The first is the chain of command. Like incident response, in a crisis there needs to be a single knowledgeable person, with good leadership qualities who is responsible for the oversight of all other disaster recovery activities. Make sure that it is very clear who is the "go-to" person when a disaster strikes.

It is this person who will also be responsible for declaring a disaster. From there, the notification chain should be established. The disaster recovery manager calls two managers; they call more managers and so on, until all affected employees are notified.

Some consideration must also be given to the scale of disaster recovery that will be required. Some organizations may have the requirement to be up and running within hours after a disaster. The only way that this will realistically occur is for the company to maintain a parallel site. If the company has multiple offices, this may mean mirroring business-critical operations in near-real-time at multiple sites.

If the company does not have such stringent recovery requirements, then a hot site may be an acceptable option. A hot site is a remote facility that is close enough to the primary site to be easily accessible, but not so close that it would likely be affected by the same disaster that struck the main location. A hot site has equipment on hand and copies of all data ready for production. In practice, this requires that the hot site operating environment closely mirror that of the primary site. Hot sites are often maintained by the organization itself; however, some companies that specialize in disaster recovery solutions will maintain an organization's hot sites for a fee.

Hot sites have the primary disadvantage of being expensive to maintain. More often, companies are interested in warm alternate sites. Warm sites may include the critical data or simply servers and basic networking equipment ready for configuration by the company IT staff during a disaster. Unlike a hot site, which is essentially a remote office, the warm site has only the materials on hand to supply the business functions described as most critical. Warm sites allow a reasonably rapid response to a disaster, but they cost less to maintain than hot sites.

With hot and warm sites, it should be no surprise that the final option for recovery sites is known as the cold site. The cold site is little more than storage and has only the most basic of business needs such as power and cabling. Of all the options, this is the cheapest, but it will also require the most time to bring up. Imagine if the hardware of the main site is destroyed. How long would it take for replacement hardware to be shipped to the cold site, configured from scratch, and brought online to replace critical business functions? Full recovery may take several weeks at best.

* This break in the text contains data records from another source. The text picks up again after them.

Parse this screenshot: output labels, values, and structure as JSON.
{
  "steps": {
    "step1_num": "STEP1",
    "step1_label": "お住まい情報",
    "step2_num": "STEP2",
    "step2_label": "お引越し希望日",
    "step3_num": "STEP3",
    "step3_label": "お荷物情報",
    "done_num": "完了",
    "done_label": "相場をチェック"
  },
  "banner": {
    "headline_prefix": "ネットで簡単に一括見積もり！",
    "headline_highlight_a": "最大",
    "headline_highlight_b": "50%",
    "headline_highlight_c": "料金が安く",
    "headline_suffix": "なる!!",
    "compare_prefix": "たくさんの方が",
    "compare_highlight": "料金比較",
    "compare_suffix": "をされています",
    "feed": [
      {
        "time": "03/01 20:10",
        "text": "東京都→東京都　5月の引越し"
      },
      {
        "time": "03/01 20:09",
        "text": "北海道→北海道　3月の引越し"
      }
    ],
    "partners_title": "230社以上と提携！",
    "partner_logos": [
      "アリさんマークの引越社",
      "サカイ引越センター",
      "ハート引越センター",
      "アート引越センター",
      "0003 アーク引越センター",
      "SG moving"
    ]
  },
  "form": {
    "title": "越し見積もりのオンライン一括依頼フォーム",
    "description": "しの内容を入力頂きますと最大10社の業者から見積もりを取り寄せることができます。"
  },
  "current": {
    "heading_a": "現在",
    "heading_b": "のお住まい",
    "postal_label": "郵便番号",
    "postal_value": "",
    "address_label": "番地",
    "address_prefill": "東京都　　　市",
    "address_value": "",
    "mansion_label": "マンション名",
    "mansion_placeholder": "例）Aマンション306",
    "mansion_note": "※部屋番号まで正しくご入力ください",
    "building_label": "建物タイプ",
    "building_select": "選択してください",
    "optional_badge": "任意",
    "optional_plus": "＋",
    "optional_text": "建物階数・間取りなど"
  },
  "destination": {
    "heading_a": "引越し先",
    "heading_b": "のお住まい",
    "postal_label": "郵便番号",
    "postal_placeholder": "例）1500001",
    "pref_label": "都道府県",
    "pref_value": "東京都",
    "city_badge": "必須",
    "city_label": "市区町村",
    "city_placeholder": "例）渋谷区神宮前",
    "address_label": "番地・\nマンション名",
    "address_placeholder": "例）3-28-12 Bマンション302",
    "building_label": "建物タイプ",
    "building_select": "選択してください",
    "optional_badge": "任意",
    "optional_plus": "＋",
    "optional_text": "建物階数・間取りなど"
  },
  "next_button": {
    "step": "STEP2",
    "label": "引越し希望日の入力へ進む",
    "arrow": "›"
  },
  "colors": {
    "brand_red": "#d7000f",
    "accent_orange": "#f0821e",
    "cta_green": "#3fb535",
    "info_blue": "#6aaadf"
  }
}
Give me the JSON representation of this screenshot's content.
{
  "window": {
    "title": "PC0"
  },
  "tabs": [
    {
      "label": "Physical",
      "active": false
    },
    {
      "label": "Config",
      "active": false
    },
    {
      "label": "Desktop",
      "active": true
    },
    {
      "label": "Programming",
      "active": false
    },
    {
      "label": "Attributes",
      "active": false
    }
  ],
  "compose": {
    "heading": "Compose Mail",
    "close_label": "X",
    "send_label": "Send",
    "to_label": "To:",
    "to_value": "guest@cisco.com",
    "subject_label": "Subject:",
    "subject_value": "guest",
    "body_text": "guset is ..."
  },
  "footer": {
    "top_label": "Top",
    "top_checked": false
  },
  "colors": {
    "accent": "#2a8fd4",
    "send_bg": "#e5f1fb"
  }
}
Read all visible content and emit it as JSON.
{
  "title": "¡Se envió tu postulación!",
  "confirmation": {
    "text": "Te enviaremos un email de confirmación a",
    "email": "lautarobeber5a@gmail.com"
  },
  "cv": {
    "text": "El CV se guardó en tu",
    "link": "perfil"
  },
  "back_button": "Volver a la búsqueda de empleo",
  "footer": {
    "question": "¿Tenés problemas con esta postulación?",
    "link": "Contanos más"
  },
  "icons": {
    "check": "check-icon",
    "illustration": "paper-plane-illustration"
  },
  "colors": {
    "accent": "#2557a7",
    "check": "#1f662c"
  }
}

The final option is known as a reciprocal agreement. This is a business agreement with another organization that if some disaster should strike one company, then the other would provide a temporary alternate location during the recovery process. While this sounds like a good, inexpensive idea, careful consideration should be devoted to this idea before it is implemented. Most offices do not have excessive extra space or cabling to comfortably support more than one organization. Tensions will rise as the hosting organization attempts to fulfill its business objectives while the business in recovery is scrambling to get back on its feet. Remember that time you thought it would be "no problem" to have that old college roommate stay with you for a "few days" until he got some things sorted out? Apply that scenario to two businesses and you can see the potential problems.

Like incident response, training is a critical component of any disaster recovery plan. Some training is self-evident, such as CPR and emergency first aid training. Other training would apply to how the employees can ensure their own personal safety and the safety of others, and then the safety of the organization's information infrastructure. All of this training should be brought together in organizationwide testing of the disaster recovery plan. While having a plan is a good start, it does little good to the organization if in the first minutes of a disaster you realize that you have made no provisions for emergency communications when the phone system has been disabled.